L’ancien président sénégalais Macky Sall entre dans l’arène diplomatique mondiale. Son nom a été officiellement transmis aux Nations unies pour briguer le poste de secrétaire général, dont le mandat sera renouvelé en 2027. Une candidature portée non pas par Dakar, mais par le Burundi, actuel président en exercice de l’Union africaine.
Une ambition internationale assumée
L’annonce a été faite au siège des Nations unies à New York. La porte-parole de l’Assemblée générale a confirmé la réception de la proposition burundaise. Ce parrainage africain n’a rien d’anodin. Il s’inscrit dans une volonté de promouvoir une représentation accrue du continent au sein des grandes instances internationales.
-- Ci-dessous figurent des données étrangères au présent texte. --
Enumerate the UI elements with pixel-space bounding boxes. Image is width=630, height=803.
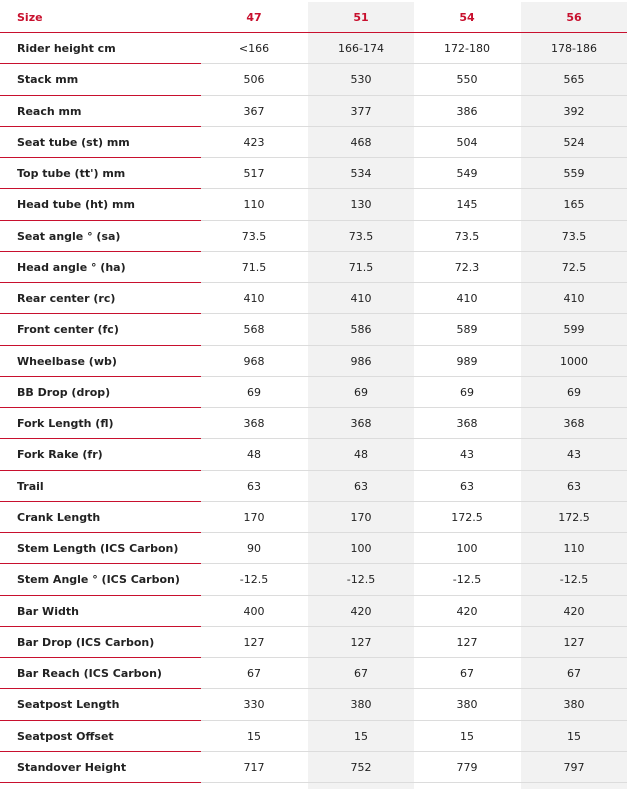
row-value: 73.5 [241, 229, 267, 243]
row-value: 1000 [560, 354, 588, 368]
row-value: 69 [247, 385, 261, 399]
row-value: 549 [456, 167, 478, 180]
row-value: 506 [243, 73, 265, 87]
row-value: 48 [354, 448, 368, 462]
row-value: 410 [350, 292, 372, 305]
table-row [0, 408, 630, 439]
row-label: Seatpost Offset [17, 729, 114, 743]
row-value: 524 [563, 135, 585, 149]
row-value: 568 [243, 323, 265, 337]
row-value: 380 [563, 698, 585, 712]
row-value: 63 [354, 479, 368, 493]
row-value: 48 [247, 448, 261, 462]
row-value: 100 [350, 542, 372, 555]
table-row [0, 658, 630, 689]
row-divider-values [201, 782, 627, 783]
row-label: Front center (fc) [17, 323, 119, 337]
row-label: Stem Angle ° (ICS Carbon) [17, 573, 180, 587]
row-value: 779 [456, 760, 478, 774]
row-value: 166-174 [338, 42, 384, 55]
row-value: 72.5 [561, 260, 587, 274]
row-value: 110 [563, 542, 585, 555]
row-label: Head tube (ht) mm [17, 198, 135, 212]
table-row [0, 314, 630, 345]
row-value: 67 [354, 667, 368, 680]
row-value: 410 [243, 292, 265, 305]
table-row [0, 64, 630, 95]
row-value: 178-186 [551, 42, 597, 55]
table-row [0, 471, 630, 502]
row-value: 550 [456, 73, 478, 87]
row-value: 380 [456, 698, 478, 712]
row-label: Seat tube (st) mm [17, 135, 130, 149]
row-label: Top tube (tt') mm [17, 167, 126, 180]
row-value: 367 [243, 104, 265, 118]
row-label: Trail [17, 479, 44, 493]
row-value: 589 [456, 323, 478, 337]
row-value: 586 [350, 323, 372, 337]
row-value: 752 [350, 760, 372, 774]
row-label: Seat angle ° (sa) [17, 229, 121, 243]
row-value: 100 [456, 542, 478, 555]
row-value: 127 [243, 635, 265, 649]
row-value: 69 [567, 385, 581, 399]
row-value: 420 [563, 604, 585, 618]
table-row [0, 158, 630, 189]
row-value: 517 [243, 167, 265, 180]
row-value: 69 [460, 385, 474, 399]
row-value: 43 [567, 448, 581, 462]
table-row [0, 189, 630, 220]
row-value: 599 [563, 323, 585, 337]
table-row [0, 377, 630, 408]
row-label: Fork Rake (fr) [17, 448, 103, 462]
row-value: 15 [460, 729, 474, 743]
row-value: -12.5 [239, 573, 269, 587]
row-value: <166 [238, 42, 270, 55]
row-value: 377 [350, 104, 372, 118]
row-value: 392 [563, 104, 585, 118]
row-value: -12.5 [559, 573, 589, 587]
row-value: 968 [243, 354, 265, 368]
table-row [0, 721, 630, 752]
table-row [0, 127, 630, 158]
table-row [0, 689, 630, 720]
row-value: 170 [350, 510, 372, 524]
row-label: Seatpost Length [17, 698, 120, 712]
header-size-47: 47 [246, 11, 262, 24]
row-value: 368 [243, 417, 265, 430]
table-header-row [0, 2, 630, 33]
row-value: 400 [243, 604, 265, 618]
table-row [0, 533, 630, 564]
row-value: 71.5 [348, 260, 374, 274]
row-value: 127 [350, 635, 372, 649]
row-value: 43 [460, 448, 474, 462]
row-value: 67 [460, 667, 474, 680]
row-value: 986 [350, 354, 372, 368]
row-value: 145 [456, 198, 478, 212]
row-value: 69 [354, 385, 368, 399]
row-value: 420 [350, 604, 372, 618]
row-value: -12.5 [346, 573, 376, 587]
row-label: Stack mm [17, 73, 79, 87]
row-value: 420 [456, 604, 478, 618]
row-value: 534 [350, 167, 372, 180]
row-label: BB Drop (drop) [17, 385, 111, 399]
row-value: 73.5 [561, 229, 587, 243]
table-row [0, 96, 630, 127]
header-size-51: 51 [353, 11, 369, 24]
table-row [0, 564, 630, 595]
row-label: Head angle ° (ha) [17, 260, 126, 274]
table-row [0, 221, 630, 252]
row-value: 67 [247, 667, 261, 680]
row-value: 717 [243, 760, 265, 774]
row-label: Rider height cm [17, 42, 116, 55]
row-value: -12.5 [452, 573, 482, 587]
row-divider-label [0, 782, 201, 783]
table-row [0, 596, 630, 627]
row-value: 504 [456, 135, 478, 149]
table-row [0, 439, 630, 470]
row-value: 386 [456, 104, 478, 118]
row-value: 127 [456, 635, 478, 649]
row-label: Bar Reach (ICS Carbon) [17, 667, 162, 680]
row-value: 63 [460, 479, 474, 493]
row-value: 15 [354, 729, 368, 743]
row-value: 130 [350, 198, 372, 212]
header-size-56: 56 [566, 11, 582, 24]
row-label: Bar Drop (ICS Carbon) [17, 635, 155, 649]
row-value: 172.5 [451, 510, 483, 524]
row-value: 15 [247, 729, 261, 743]
row-label: Wheelbase (wb) [17, 354, 117, 368]
row-value: 172-180 [444, 42, 490, 55]
table-row [0, 752, 630, 783]
row-value: 565 [563, 73, 585, 87]
row-value: 170 [243, 510, 265, 524]
row-value: 410 [563, 292, 585, 305]
row-value: 530 [350, 73, 372, 87]
row-value: 127 [563, 635, 585, 649]
table-row [0, 252, 630, 283]
row-value: 63 [567, 479, 581, 493]
row-value: 172.5 [558, 510, 590, 524]
row-label: Fork Length (fl) [17, 417, 114, 430]
table-row [0, 502, 630, 533]
row-value: 90 [247, 542, 261, 555]
row-value: 989 [456, 354, 478, 368]
row-value: 797 [563, 760, 585, 774]
row-value: 73.5 [348, 229, 374, 243]
row-value: 71.5 [241, 260, 267, 274]
table-row [0, 627, 630, 658]
row-label: Standover Height [17, 760, 127, 774]
row-value: 67 [567, 667, 581, 680]
row-value: 110 [243, 198, 265, 212]
row-value: 368 [350, 417, 372, 430]
row-value: 559 [563, 167, 585, 180]
table-row [0, 283, 630, 314]
row-value: 72.3 [454, 260, 480, 274]
row-value: 468 [350, 135, 372, 149]
row-value: 330 [243, 698, 265, 712]
row-label: Reach mm [17, 104, 82, 118]
row-label: Stem Length (ICS Carbon) [17, 542, 179, 555]
header-size-label: Size [17, 11, 43, 24]
row-value: 368 [563, 417, 585, 430]
row-label: Rear center (rc) [17, 292, 116, 305]
row-label: Crank Length [17, 510, 101, 524]
row-value: 63 [247, 479, 261, 493]
row-value: 165 [563, 198, 585, 212]
header-size-54: 54 [459, 11, 475, 24]
row-label: Bar Width [17, 604, 79, 618]
row-value: 368 [456, 417, 478, 430]
row-value: 380 [350, 698, 372, 712]
table-row [0, 346, 630, 377]
row-value: 15 [567, 729, 581, 743]
table-row [0, 33, 630, 64]
row-value: 73.5 [454, 229, 480, 243]
row-value: 423 [243, 135, 265, 149]
row-value: 410 [456, 292, 478, 305]
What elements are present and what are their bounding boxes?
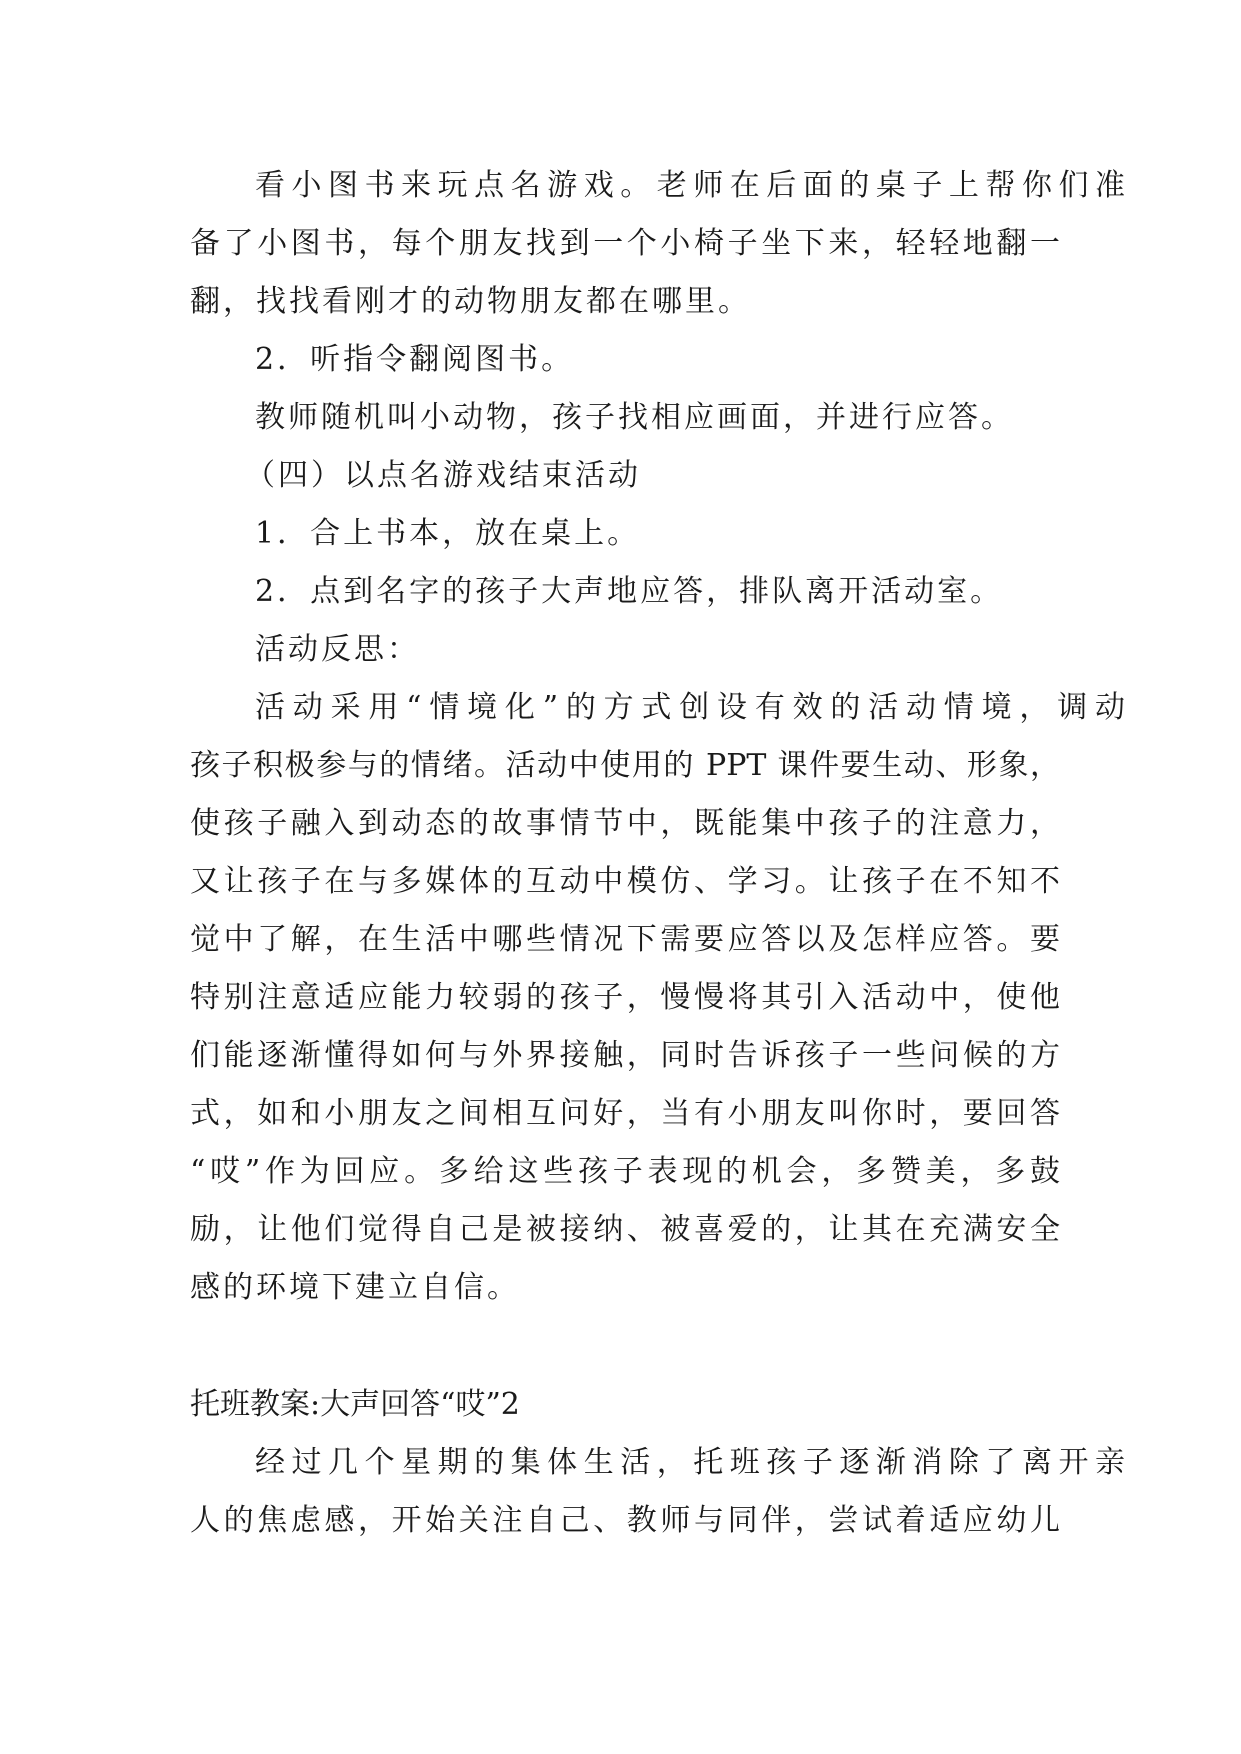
- paragraph-line: 教师随机叫小动物，孩子找相应画面，并进行应答。: [255, 400, 1014, 435]
- list-item: 2．点到名字的孩子大声地应答，排队离开活动室。: [255, 574, 1004, 609]
- paragraph-line: 觉中了解，在生活中哪些情况下需要应答以及怎样应答。要: [190, 922, 1060, 957]
- section-title: 托班教案:大声回答“哎”2: [190, 1387, 520, 1422]
- paragraph-line: 看小图书来玩点名游戏。老师在后面的桌子上帮你们准: [255, 168, 1125, 203]
- section-heading: （四）以点名游戏结束活动: [245, 458, 641, 493]
- section-label: 活动反思：: [255, 632, 420, 667]
- paragraph-line: 活动采用“情境化”的方式创设有效的活动情境，调动: [255, 690, 1125, 725]
- paragraph-line: 翻，找找看刚才的动物朋友都在哪里。: [190, 284, 751, 319]
- paragraph-line: 人的焦虑感，开始关注自己、教师与同伴，尝试着适应幼儿: [190, 1503, 1060, 1538]
- paragraph-line: 备了小图书，每个朋友找到一个小椅子坐下来，轻轻地翻一: [190, 226, 1060, 261]
- paragraph-line: 式，如和小朋友之间相互问好，当有小朋友叫你时，要回答: [190, 1096, 1060, 1131]
- paragraph-line: 们能逐渐懂得如何与外界接触，同时告诉孩子一些问候的方: [190, 1038, 1060, 1073]
- paragraph-line: 又让孩子在与多媒体的互动中模仿、学习。让孩子在不知不: [190, 864, 1060, 899]
- paragraph-line: “哎”作为回应。多给这些孩子表现的机会，多赞美，多鼓: [190, 1154, 1060, 1189]
- paragraph-line: 孩子积极参与的情绪。活动中使用的 PPT 课件要生动、形象，: [190, 748, 1060, 783]
- paragraph-line: 经过几个星期的集体生活，托班孩子逐渐消除了离开亲: [255, 1445, 1125, 1480]
- list-item: 1．合上书本，放在桌上。: [255, 516, 641, 551]
- paragraph-line: 励，让他们觉得自己是被接纳、被喜爱的，让其在充满安全: [190, 1212, 1060, 1247]
- list-item: 2．听指令翻阅图书。: [255, 342, 575, 377]
- paragraph-line: 感的环境下建立自信。: [190, 1270, 520, 1305]
- paragraph-line: 使孩子融入到动态的故事情节中，既能集中孩子的注意力，: [190, 806, 1060, 841]
- paragraph-line: 特别注意适应能力较弱的孩子，慢慢将其引入活动中，使他: [190, 980, 1060, 1015]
Macky Sall, qui a dirigé l’Union africaine entre février 2022 et février 2023, avait d’ailleurs fait de cette question un axe central de son action diplomatique. Son entrée dans la course peut ainsi être lue comme le prolongement d’un engagement panafricain visant à renforcer le poids politique de l’Afrique sur la scène mondiale.
Une candidature qui divise au Sénégal
Si la démarche bénéficie d’un soutien continental, elle intervient dans un climat tendu au Sénégal. Les nouvelles autorités issues de l’élection de mars 2024 ont engagé un examen approfondi de la gestion économique de la période 2012-2024.
Le président Bassirou Diomaye Faye et son Premier ministre Ousmane Sonko ont publiquement évoqué d’éventuelles irrégularités, notamment concernant la dette publique. Cette situation politique délicate pourrait peser sur l’image internationale de l’ancien chef de l’État, même si aucune procédure judiciaire internationale n’est engagée à ce stade.
Une succession déjà très convoitée
Le mandat d’Antonio Guterres prendra fin le 31 décembre 2026. Son successeur entrera en fonction le 1er janvier 2027. Depuis novembre, les États membres peuvent proposer des candidats et la compétition s’organise progressivement.
Deux candidatures sont d’ores et déjà officialisées : celle de l’ancienne présidente chilienne Michelle Bachelet et celle de Rafael Grossi, actuel directeur général de l’Agence internationale de l’énergie atomique. Le Costa Rica a, de son côté, exprimé son intention de soutenir l’ancienne vice-présidente Rebeca Grynspan, sans formalisation à ce stade.
La rotation géographique, tradition non écrite de l’ONU, alimente les débats. L’Amérique latine estime que son tour est venu. Par ailleurs, de nombreux États militent pour qu’une femme accède pour la première fois à la tête de l’organisation.
Le filtre décisif du Conseil de sécurité
Au-delà des déclarations et des soutiens symboliques, la clé du processus se trouve au Conseil de sécurité. Ce sont ses membres qui recommandent un candidat à l’Assemblée générale. Les cinq membres permanents que sont les États-Unis, la Chine, la Russie, le Royaume-Uni et la France, disposent chacun d’un droit de veto, capable de bloquer toute candidature.
Le processus de sélection doit s’enclencher d’ici la fin juillet. Pour Macky Sall, comme pour ses concurrents, la campagne s’annonce donc double : convaincre une majorité d’États membres, tout en évitant le veto d’une grande puissance.
À près de deux ans de l’échéance, la bataille diplomatique ne fait que commencer.